Pada saat dirimu masih seorang anak perempuan kecil.
Papa biasanya mengajari putri kecilnya naik sepeda.
Dan setelah Papa mengganggapmu bisa, Papa akan melepaskan roda bantu di sepedamu…
Kemudian Mama bilang : “ Jangan dulu Papa, jangan dilepas dulu roda bantunya ” , Mama takut putri manisnya terjatuh lalu terluka.
Tapi sadarkah kamu?
Bahwa Papa dengan yakin akan membiarkanmu, menatapmu, dan menjagamu mengayuh sepeda dengan seksama karena dia tahu putri kecilnya PASTI BISA.
Pada saat kamu menangis merengek meminta boneka atau mainan yang baru, Mama menatapmu iba.
Tetapi Papa akan mengatakan dengan tegas : “Boleh, kita beli nanti, tapi tidak sekarang”
Tahukah kamu, Papa melakukan itu karena Papa tidak ingin kamu menjadi anak yang manja dengan semua tuntutan yang selalu dapat dipenuhi ?
Saat kamu sakit pilek, Papa yang terlalu khawatir sampai kadang sedikit membentak dengan berkata : “Sudah di bilang! kamu jangan minum air dingin!”.
Berbeda dengan Mama yang memperhatikan dan menasihatimu dengan lembut.
Ketahuilah, saat itu Papa benar-benar mengkhawatirkan keadaanmu.
Ketika kamu sudah beranjak remaja.
Kamu mulai menuntut pada Papa untuk dapat izin keluar malam, dan Papa bersikap tegas dan mengatakan: “ Tidak boleh !”. Tahukah kamu, bahwa Papa melakukan itu untuk menjagamu ? Karena bagi Papa, kamu adalah sesuatu yang sangat – sangat luar biasa berharga.
Setelah itu kamu marah pada Papa, dan masuk ke kamar sambil membanting pintu.
Dan yang datang mengetok pintu dan membujukmu agar tidak marah adalah Mama.
Tahukah kamu, bahwa saat itu Papa memejamkan matanya dan menahan gejolak dalam batinnya,
Bahwa Papa sangat ingin mengikuti keinginanmu, tapi lagi-lagi dia HARUS menjagamu?

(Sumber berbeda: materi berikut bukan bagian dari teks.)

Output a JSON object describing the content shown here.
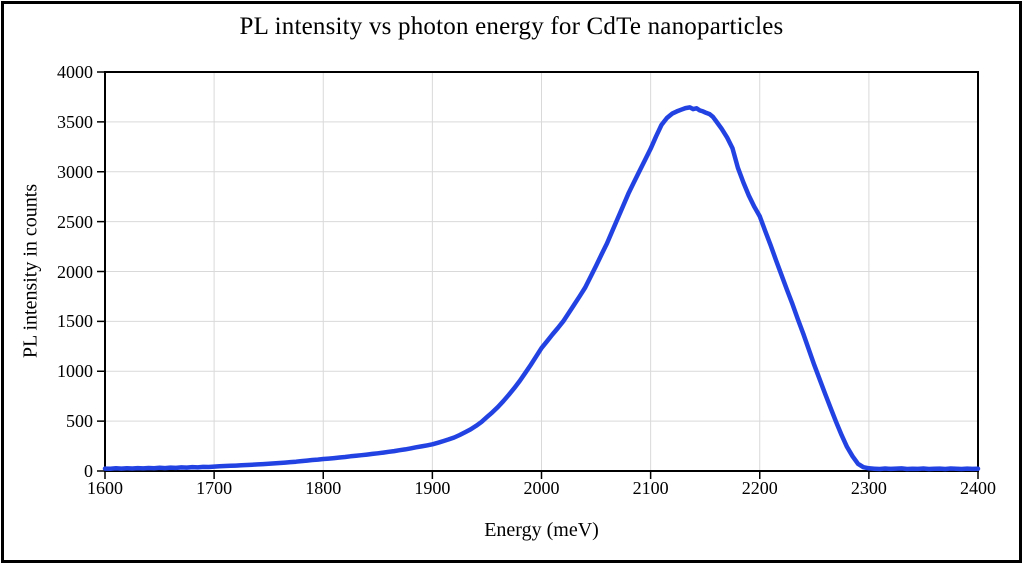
{
  "style": {
    "background": "#ffffff",
    "figure_border_color": "#000000",
    "plot_border_color": "#000000",
    "grid_color": "#d9d9d9",
    "text_color": "#000000",
    "line_color": "#2342e2"
  },
  "chart_data": {
    "type": "line",
    "title": "PL intensity vs photon energy for CdTe nanoparticles",
    "xlabel": "Energy (meV)",
    "ylabel": "PL intensity in counts",
    "xlim": [
      1600,
      2400
    ],
    "ylim": [
      0,
      4000
    ],
    "x_ticks": [
      1600,
      1700,
      1800,
      1900,
      2000,
      2100,
      2200,
      2300,
      2400
    ],
    "y_ticks": [
      0,
      500,
      1000,
      1500,
      2000,
      2500,
      3000,
      3500,
      4000
    ],
    "grid": true,
    "legend": false,
    "series": [
      {
        "name": "PL intensity",
        "color": "#2342e2",
        "points": [
          [
            1600,
            24
          ],
          [
            1605,
            22
          ],
          [
            1610,
            27
          ],
          [
            1615,
            24
          ],
          [
            1620,
            28
          ],
          [
            1625,
            25
          ],
          [
            1630,
            29
          ],
          [
            1635,
            26
          ],
          [
            1640,
            30
          ],
          [
            1645,
            28
          ],
          [
            1650,
            33
          ],
          [
            1655,
            29
          ],
          [
            1660,
            34
          ],
          [
            1665,
            31
          ],
          [
            1670,
            36
          ],
          [
            1675,
            34
          ],
          [
            1680,
            39
          ],
          [
            1685,
            36
          ],
          [
            1690,
            41
          ],
          [
            1695,
            40
          ],
          [
            1700,
            44
          ],
          [
            1705,
            47
          ],
          [
            1710,
            50
          ],
          [
            1715,
            52
          ],
          [
            1720,
            54
          ],
          [
            1725,
            57
          ],
          [
            1730,
            60
          ],
          [
            1735,
            63
          ],
          [
            1740,
            66
          ],
          [
            1745,
            69
          ],
          [
            1750,
            72
          ],
          [
            1755,
            76
          ],
          [
            1760,
            80
          ],
          [
            1765,
            84
          ],
          [
            1770,
            89
          ],
          [
            1775,
            93
          ],
          [
            1780,
            99
          ],
          [
            1785,
            104
          ],
          [
            1790,
            110
          ],
          [
            1795,
            114
          ],
          [
            1800,
            120
          ],
          [
            1805,
            124
          ],
          [
            1810,
            129
          ],
          [
            1815,
            135
          ],
          [
            1820,
            140
          ],
          [
            1825,
            147
          ],
          [
            1830,
            152
          ],
          [
            1835,
            158
          ],
          [
            1840,
            164
          ],
          [
            1845,
            171
          ],
          [
            1850,
            177
          ],
          [
            1855,
            184
          ],
          [
            1860,
            192
          ],
          [
            1865,
            200
          ],
          [
            1870,
            209
          ],
          [
            1875,
            217
          ],
          [
            1880,
            227
          ],
          [
            1885,
            238
          ],
          [
            1890,
            247
          ],
          [
            1895,
            257
          ],
          [
            1900,
            268
          ],
          [
            1905,
            283
          ],
          [
            1910,
            300
          ],
          [
            1915,
            317
          ],
          [
            1920,
            336
          ],
          [
            1925,
            361
          ],
          [
            1930,
            388
          ],
          [
            1935,
            417
          ],
          [
            1940,
            452
          ],
          [
            1945,
            492
          ],
          [
            1950,
            540
          ],
          [
            1955,
            588
          ],
          [
            1960,
            642
          ],
          [
            1965,
            700
          ],
          [
            1970,
            764
          ],
          [
            1975,
            830
          ],
          [
            1980,
            902
          ],
          [
            1985,
            980
          ],
          [
            1990,
            1062
          ],
          [
            1995,
            1146
          ],
          [
            2000,
            1232
          ],
          [
            2005,
            1300
          ],
          [
            2010,
            1368
          ],
          [
            2015,
            1434
          ],
          [
            2020,
            1502
          ],
          [
            2025,
            1585
          ],
          [
            2030,
            1668
          ],
          [
            2035,
            1752
          ],
          [
            2040,
            1840
          ],
          [
            2045,
            1948
          ],
          [
            2050,
            2058
          ],
          [
            2055,
            2170
          ],
          [
            2060,
            2282
          ],
          [
            2065,
            2408
          ],
          [
            2070,
            2536
          ],
          [
            2075,
            2662
          ],
          [
            2080,
            2790
          ],
          [
            2085,
            2902
          ],
          [
            2090,
            3012
          ],
          [
            2095,
            3122
          ],
          [
            2100,
            3230
          ],
          [
            2105,
            3355
          ],
          [
            2110,
            3470
          ],
          [
            2115,
            3540
          ],
          [
            2120,
            3585
          ],
          [
            2124,
            3605
          ],
          [
            2128,
            3622
          ],
          [
            2132,
            3638
          ],
          [
            2136,
            3645
          ],
          [
            2139,
            3628
          ],
          [
            2142,
            3636
          ],
          [
            2145,
            3615
          ],
          [
            2148,
            3605
          ],
          [
            2151,
            3590
          ],
          [
            2154,
            3578
          ],
          [
            2157,
            3552
          ],
          [
            2160,
            3508
          ],
          [
            2165,
            3432
          ],
          [
            2170,
            3345
          ],
          [
            2175,
            3235
          ],
          [
            2180,
            3040
          ],
          [
            2185,
            2892
          ],
          [
            2190,
            2762
          ],
          [
            2195,
            2650
          ],
          [
            2200,
            2552
          ],
          [
            2205,
            2406
          ],
          [
            2210,
            2262
          ],
          [
            2215,
            2110
          ],
          [
            2220,
            1962
          ],
          [
            2225,
            1816
          ],
          [
            2230,
            1672
          ],
          [
            2235,
            1520
          ],
          [
            2240,
            1372
          ],
          [
            2245,
            1216
          ],
          [
            2250,
            1062
          ],
          [
            2255,
            915
          ],
          [
            2260,
            772
          ],
          [
            2265,
            630
          ],
          [
            2270,
            492
          ],
          [
            2275,
            360
          ],
          [
            2280,
            242
          ],
          [
            2285,
            148
          ],
          [
            2290,
            72
          ],
          [
            2295,
            38
          ],
          [
            2300,
            27
          ],
          [
            2305,
            23
          ],
          [
            2310,
            20
          ],
          [
            2315,
            25
          ],
          [
            2320,
            21
          ],
          [
            2325,
            24
          ],
          [
            2330,
            26
          ],
          [
            2335,
            20
          ],
          [
            2340,
            23
          ],
          [
            2345,
            21
          ],
          [
            2350,
            25
          ],
          [
            2355,
            20
          ],
          [
            2360,
            22
          ],
          [
            2365,
            24
          ],
          [
            2370,
            20
          ],
          [
            2375,
            25
          ],
          [
            2380,
            22
          ],
          [
            2385,
            20
          ],
          [
            2390,
            24
          ],
          [
            2395,
            21
          ],
          [
            2400,
            23
          ]
        ]
      }
    ]
  }
}
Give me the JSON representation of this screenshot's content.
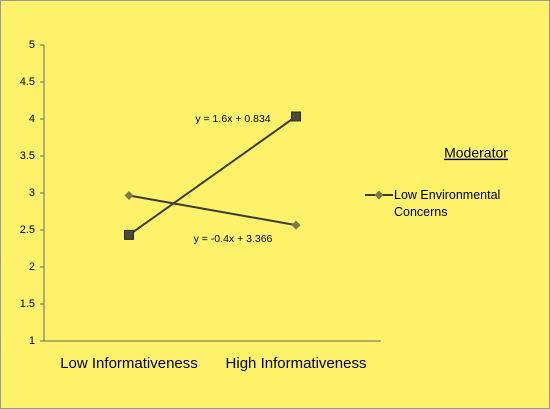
{
  "chart_data": {
    "type": "line",
    "categories": [
      "Low Informativeness",
      "High Informativeness"
    ],
    "series": [
      {
        "values": [
          2.434,
          4.034
        ],
        "color": "#3c3a2a",
        "marker": "square"
      },
      {
        "name": "Low Environmental Concerns",
        "values": [
          2.966,
          2.566
        ],
        "color": "#3c3a2a",
        "marker": "diamond"
      }
    ],
    "annotations": [
      "y = 1.6x + 0.834",
      "y = -0.4x + 3.366"
    ],
    "legend_title": "Moderator",
    "ylim": [
      1,
      5
    ],
    "yticks": [
      1,
      1.5,
      2,
      2.5,
      3,
      3.5,
      4,
      4.5,
      5
    ],
    "legend": "right"
  }
}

Ketika saat seorang cowok mulai sering menelponmu, atau bahkan datang ke rumah untuk menemuimu, Papa akan memasang wajah paling cool sedunia. Papa sesekali menguping atau mengintip saat kamu sedang ngobrol berdua di ruang tamu. Sadarkah kamu, kalau hati Papa merasa cemburu?
Saat kamu mulai lebih dipercaya, dan Papa melonggarkan sedikit peraturan untuk keluar rumah untukmu, kamu akan memaksa untuk melanggar jam malamnya. Maka yang dilakukan Papa adalah duduk di ruang tamu, dan menunggumu pulang dengan hati yang sangat khawatir. Dan setelah perasaan khawatir itu berlarut – larut. Ketika melihat putri kecilnya pulang larut malam hati Papa akan mengeras dan Papa memarahimu.
Sadarkah kamu, bahwa ini karena hal yang di sangat ditakuti Papa akan segera datang ?
“Bahwa putri kecilnya akan segera pergi meninggalkan Papa.”
Setelah lulus SMA, Papa akan sedikit memaksamu untuk menjadi seorang Dokter atau Insinyur.
Ketahuilah, bahwa seluruh paksaan yang dilakukan Papa itu semata – mata hanya karena memikirkan masa depanmu nanti. Tapi toh Papa tetap tersenyum dan mendukungmu saat pilihanmu tidak sesuai dengan keinginan Papa
Ketika kamu menjadi gadis dewasa.
Dan kamu harus pergi kuliah dikota lain.
Papa harus melepasmu di bandara.
Tahukah kamu bahwa badan Papa terasa kaku untuk memelukmu ?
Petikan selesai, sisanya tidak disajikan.